SELECT r."Id", r."Name", r."Road"
FROM "Roads" AS r
WHERE ST_Intersects(r."Road", @__p_0)

The negation of this operation is nintersects

SELECT r."Id", r."Name", r."Road"
FROM "Roads" AS r
WHERE NOT ST_Intersects(r."Road", @__p_0)

Overlaps

The overlaps filter is an implementation of Geometry.Overlaps

input GeometryOverlapsOperationFilterInput {
  geometry: Geometry!
  buffer: Float
}

{
  county(
    where: {
      area: {
        overlaps: {
          geometry: {
            type: Polygon,
            coordinates: [[1, 1], ....]
          }
        }
      }
    }){
      id
      name
      area
    }
}

SELECT c."Id", c."Name", c."Area"
FROM "Counties" AS c
WHERE ST_Overlaps(c."Area", @__p_0)

The negation of this operation is noverlaps

SELECT c."Id", c."Name", c."Area"
FROM "Counties" AS c
WHERE NOT ST_Overlaps(c."Area", @__p_0)

Within

The within filter is an implementation of Geometry.Within

input GeometryWithinOperationFilterInput {
  geometry: Geometry!
  buffer: Float
}

{
  pubs(
    where: {
      location: {
        within: { geometry: { type: Point, coordinates: [1, 1] }, buffer: 200 }
      }
    }
  ) {
    id
    name
    location
  }
}

SELECT c."Id", c."Name", c."Area"
FROM "Counties" AS c
WHERE ST_Within(c."Area", @__p_0)

The negation of this operation is nwithin

SELECT c."Id", c."Name", c."Area"
FROM "Counties" AS c
WHERE NOT ST_Within(c."Area", @__p_0)

What's next?

In upcoming releases spatial data will get re-projection features and sorting capabilities.

Re-projection

At the moment the coordinate reference system (crs) is fixed. The user has to know the crs of the backend to do spatial filtering. The API will furthermore always return the data in the crs it was stored in the database.

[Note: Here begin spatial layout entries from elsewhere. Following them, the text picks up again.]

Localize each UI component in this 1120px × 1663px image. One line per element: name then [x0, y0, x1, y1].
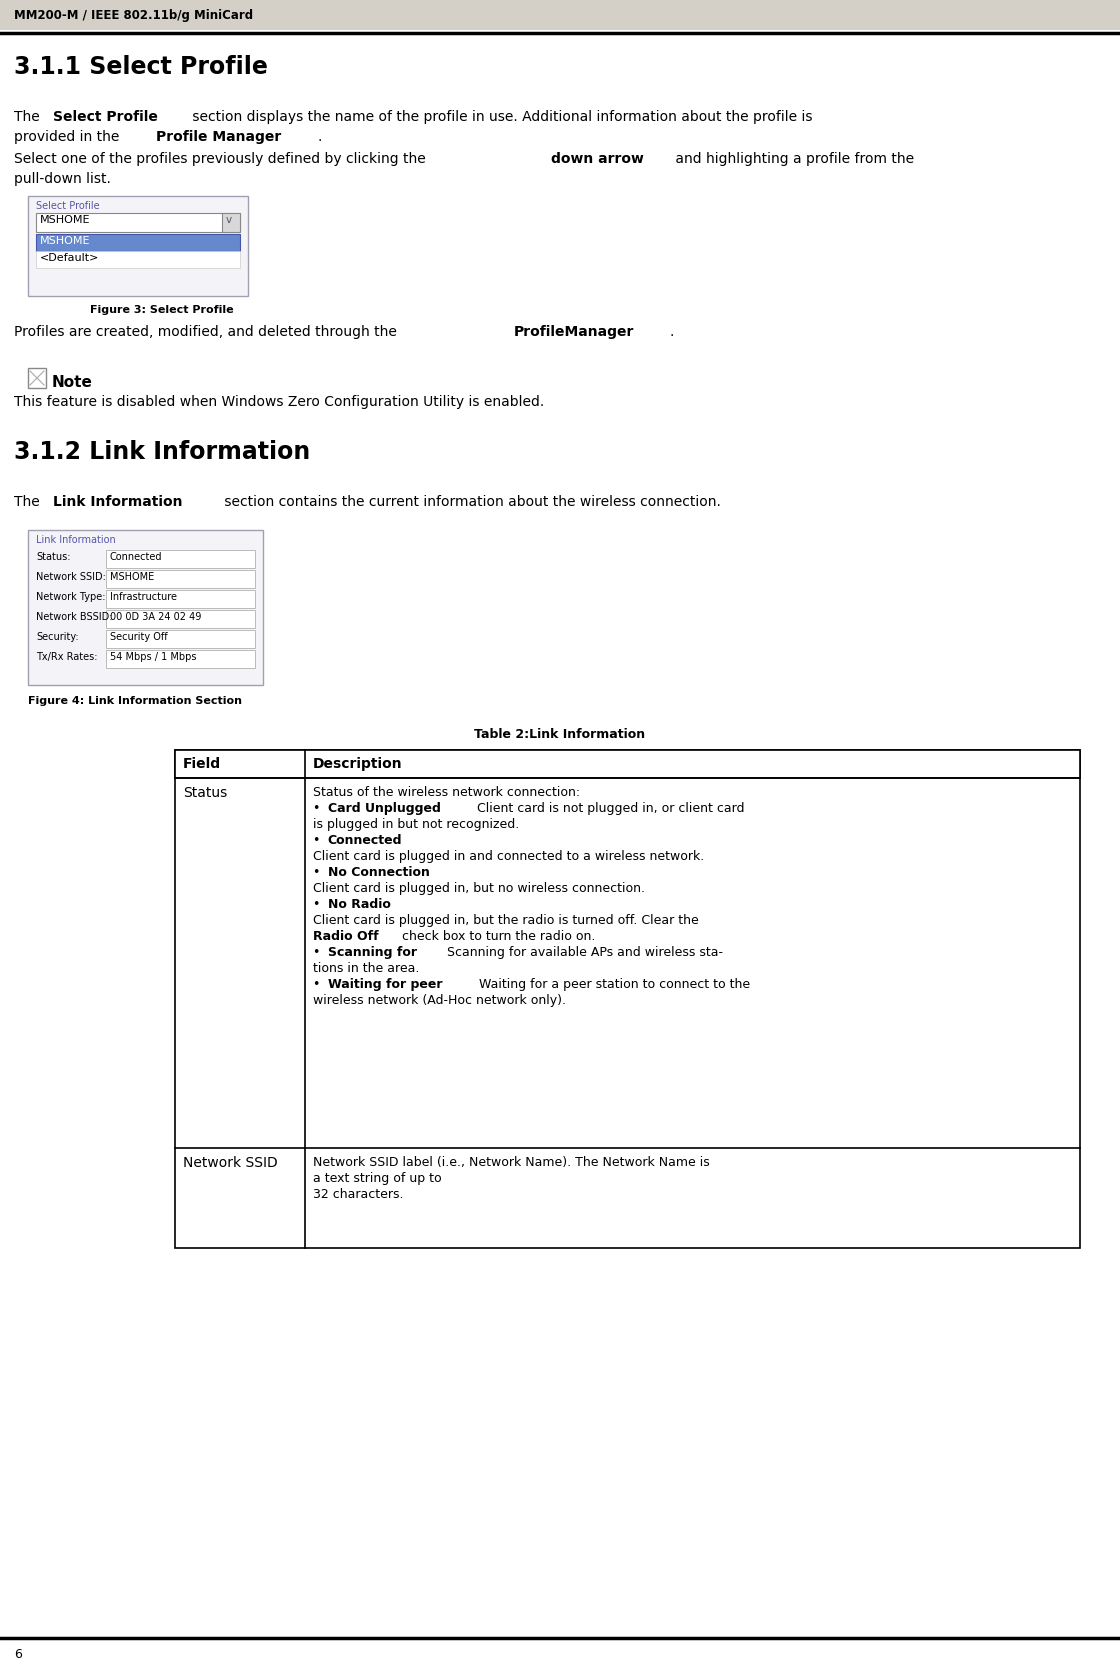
Text: Select one of the profiles previously defined by clicking the: Select one of the profiles previously de… — [13, 151, 430, 166]
Text: Network Type:: Network Type: — [36, 592, 105, 602]
Bar — [106, 650, 255, 669]
Bar — [28, 368, 46, 387]
Text: Card Unplugged: Card Unplugged — [328, 802, 440, 815]
Bar — [106, 570, 255, 589]
Text: MSHOME: MSHOME — [110, 572, 155, 582]
Bar — [36, 213, 240, 233]
Bar — [0, 0, 1120, 30]
Text: The: The — [13, 110, 44, 125]
Text: Tx/Rx Rates:: Tx/Rx Rates: — [36, 652, 97, 662]
Text: Security:: Security: — [36, 632, 78, 642]
Text: Client card is plugged in and connected to a wireless network.: Client card is plugged in and connected … — [312, 850, 704, 863]
Text: Table 2:Link Information: Table 2:Link Information — [475, 728, 645, 742]
Text: Waiting for peer: Waiting for peer — [328, 978, 442, 991]
Text: •: • — [312, 946, 325, 960]
Text: and highlighting a profile from the: and highlighting a profile from the — [671, 151, 914, 166]
Text: v: v — [226, 215, 232, 225]
Bar — [222, 213, 240, 233]
Text: Scanning for: Scanning for — [328, 946, 417, 960]
Text: MSHOME: MSHOME — [40, 236, 91, 246]
Text: Status:: Status: — [36, 552, 71, 562]
Text: section displays the name of the profile in use. Additional information about th: section displays the name of the profile… — [188, 110, 813, 125]
Text: Network BSSID:: Network BSSID: — [36, 612, 112, 622]
Text: Profile Manager: Profile Manager — [156, 130, 281, 145]
Text: 3.1.2 Link Information: 3.1.2 Link Information — [13, 441, 310, 464]
Bar — [28, 196, 248, 296]
Text: 00 0D 3A 24 02 49: 00 0D 3A 24 02 49 — [110, 612, 202, 622]
Bar — [36, 234, 240, 251]
Text: Figure 4: Link Information Section: Figure 4: Link Information Section — [28, 697, 242, 707]
Bar — [106, 610, 255, 629]
Text: Waiting for a peer station to connect to the: Waiting for a peer station to connect to… — [475, 978, 750, 991]
Text: No Radio: No Radio — [328, 898, 391, 911]
Bar — [106, 550, 255, 569]
Text: Infrastructure: Infrastructure — [110, 592, 177, 602]
Text: check box to turn the radio on.: check box to turn the radio on. — [398, 930, 595, 943]
Text: 3.1.1 Select Profile: 3.1.1 Select Profile — [13, 55, 268, 80]
Text: Network SSID:: Network SSID: — [36, 572, 106, 582]
Bar — [36, 251, 240, 268]
Text: Network SSID label (i.e., Network Name). The Network Name is: Network SSID label (i.e., Network Name).… — [312, 1156, 710, 1169]
Text: provided in the: provided in the — [13, 130, 123, 145]
Text: Radio Off: Radio Off — [312, 930, 379, 943]
Text: Status of the wireless network connection:: Status of the wireless network connectio… — [312, 787, 580, 798]
Text: Status: Status — [183, 787, 227, 800]
Text: Link Information: Link Information — [53, 496, 183, 509]
Text: pull-down list.: pull-down list. — [13, 171, 111, 186]
Text: MSHOME: MSHOME — [40, 215, 91, 225]
Text: Scanning for available APs and wireless sta-: Scanning for available APs and wireless … — [442, 946, 722, 960]
Text: Link Information: Link Information — [36, 535, 115, 545]
Text: This feature is disabled when Windows Zero Configuration Utility is enabled.: This feature is disabled when Windows Ze… — [13, 396, 544, 409]
Text: down arrow: down arrow — [551, 151, 644, 166]
Text: Client card is not plugged in, or client card: Client card is not plugged in, or client… — [474, 802, 745, 815]
Bar — [28, 530, 263, 685]
Text: Connected: Connected — [110, 552, 162, 562]
Text: .: . — [669, 324, 673, 339]
Text: •: • — [312, 866, 325, 880]
Text: Network SSID: Network SSID — [183, 1156, 278, 1171]
Text: tions in the area.: tions in the area. — [312, 961, 419, 975]
Text: is plugged in but not recognized.: is plugged in but not recognized. — [312, 818, 520, 832]
Text: a text string of up to: a text string of up to — [312, 1172, 441, 1186]
Text: Client card is plugged in, but the radio is turned off. Clear the: Client card is plugged in, but the radio… — [312, 915, 699, 926]
Text: Security Off: Security Off — [110, 632, 168, 642]
Text: .: . — [317, 130, 321, 145]
Text: ProfileManager: ProfileManager — [514, 324, 634, 339]
Text: •: • — [312, 835, 325, 846]
Text: •: • — [312, 802, 325, 815]
Text: Description: Description — [312, 757, 402, 772]
Text: Profiles are created, modified, and deleted through the: Profiles are created, modified, and dele… — [13, 324, 401, 339]
Text: The: The — [13, 496, 44, 509]
Bar — [175, 750, 1080, 1247]
Text: section contains the current information about the wireless connection.: section contains the current information… — [220, 496, 721, 509]
Text: <Default>: <Default> — [40, 253, 100, 263]
Text: Select Profile: Select Profile — [36, 201, 100, 211]
Text: 32 characters.: 32 characters. — [312, 1187, 403, 1201]
Text: No Connection: No Connection — [328, 866, 430, 880]
Text: •: • — [312, 978, 325, 991]
Text: Figure 3: Select Profile: Figure 3: Select Profile — [90, 304, 234, 314]
Text: •: • — [312, 898, 325, 911]
Text: MM200-M / IEEE 802.11b/g MiniCard: MM200-M / IEEE 802.11b/g MiniCard — [13, 10, 253, 23]
Text: Note: Note — [52, 374, 93, 391]
Text: 6: 6 — [13, 1648, 22, 1661]
Bar — [106, 590, 255, 609]
Bar — [175, 750, 1080, 778]
Bar — [106, 630, 255, 649]
Text: 54 Mbps / 1 Mbps: 54 Mbps / 1 Mbps — [110, 652, 196, 662]
Text: Connected: Connected — [328, 835, 402, 846]
Text: Client card is plugged in, but no wireless connection.: Client card is plugged in, but no wirele… — [312, 881, 645, 895]
Text: Select Profile: Select Profile — [53, 110, 158, 125]
Text: Field: Field — [183, 757, 221, 772]
Text: wireless network (Ad-Hoc network only).: wireless network (Ad-Hoc network only). — [312, 994, 566, 1008]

We want to improve this. The user should be able to send data to the backend without knowing what the crs. The backend should re-project the incoming data automatically to the correct crs.

Additionally we want to provide a way for users, to specify in what CRS they want to receive the data.

Sorting

Currently we only support filtering for spatial data. We also want to provide a way for users to sort results. This can e.g. be used to find the nearest result for a given point.